Atom Probe Tomography and Calcium Carbonate Biominerals
Biominerals represent an intriguing research area to material scientists, with organisms ranging from single-celled bacteria to complex mammalian systems producing functional materials with complex hierarchical structures, implying the fundamental chemistry of crystallisation is tightly controlled during mineral formation. While several biological pathways have been proposed to achieve this, studying biominerals with traditional micro- and spectroscopic techniques can be difficult, due to their brittleness, porosity and instability under high-energy beams.
While well-established in studies of metals and semiconductors, atom probe tomography (APT) is now being increasingly applied to provide nanoscale compositional analysis of biologically produced materials. Promising advancements have employed APT to reconstruct collagenous fibres in mouse femur bones and map the composition at grain boundaries in dental enamel. Surprisingly, APT remains under-utilized in the analysis of CaCO3 biominerals, produced by marine organisms like sea urchins, crustaceans and microalgae. This is despite prominent questions regarding the nanoscale distribution of organic macromolecules and trace ions like Mg and Na within the biomineral, with the location proposedly linked to their role in several stages of mineral formation, including stabilising an amorphous precursor phase before controlling the nucleation and growth of the final crystalline structure.
We have conducted compositional analysis using APT on the calcite spines and teeth of sea urchins, where Mg ions and organic-related OH3 and COH fragment ions can be distinguished from mineral peaks.
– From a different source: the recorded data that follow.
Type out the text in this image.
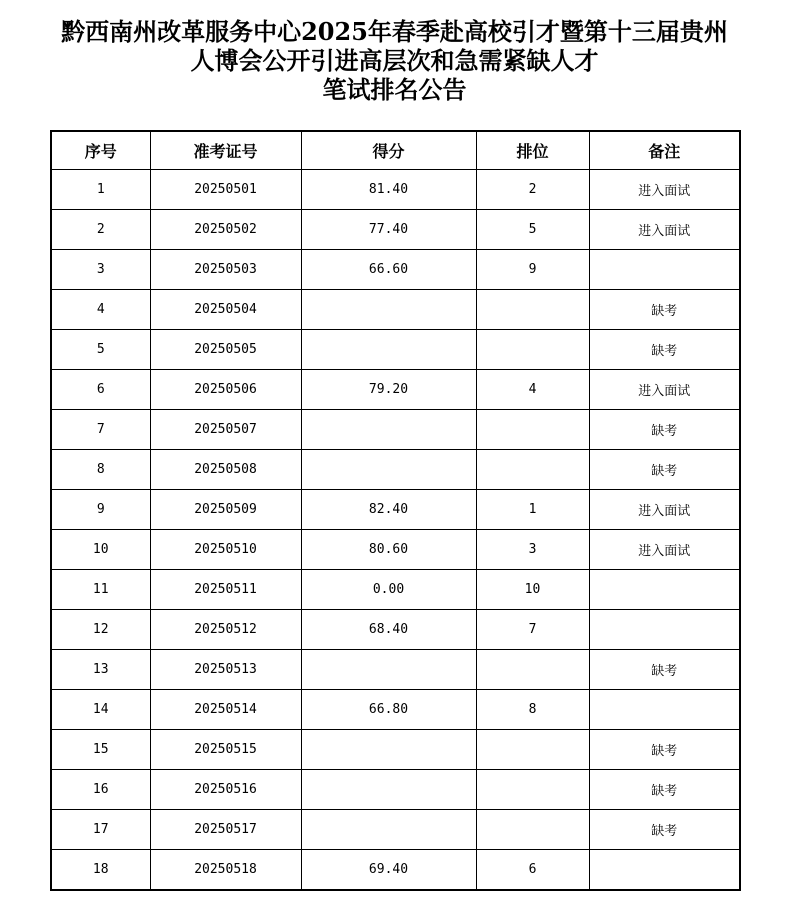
黔西南州改革服务中心2025年春季赴高校引才暨第十三届贵州
人博会公开引进高层次和急需紧缺人才
笔试排名公告
序号	准考证号	得分	排位	备注
1	20250501	81.40	2	进入面试
2	20250502	77.40	5	进入面试
3	20250503	66.60	9	
4	20250504			缺考
5	20250505			缺考
6	20250506	79.20	4	进入面试
7	20250507			缺考
8	20250508			缺考
9	20250509	82.40	1	进入面试
10	20250510	80.60	3	进入面试
11	20250511	0.00	10	
12	20250512	68.40	7	
13	20250513			缺考
14	20250514	66.80	8	
15	20250515			缺考
16	20250516			缺考
17	20250517			缺考
18	20250518	69.40	6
We additionally identify ion peaks related to organic pigment molecules present only in purple-coloured spine regions. Furthermore, nanoscale clusters of OH3 and COH ions can be observed within mineral spines, while Mg may be preferentially segregated in certain regions. In the teeth, pronounced compositional differences possibly indicate an organic-rich grain boundary within a Mg-rich calcite phase. Future work will aim to identify the composition of organic-rich regions at grain boundaries, expanding our studies to other biomineral systems like corals, where early APT results suggest prominent organic-rich features may be present. We are also interested in determining whether compositional changes can be detected across amorphous and semi-crystalline intermediate phases, hopefully adopting cryogenic preparation techniques to preserve minerals in their native hydrated state.
The preliminary results highlight the growing ability of APT to identify nanoscale structural features within CaCO3 biominerals. This is an exciting development in biomineralisation research, with the potential to elucidate unknown nanoscale biological and chemical pathways which organisms employ in the design and production of functional mineral structures.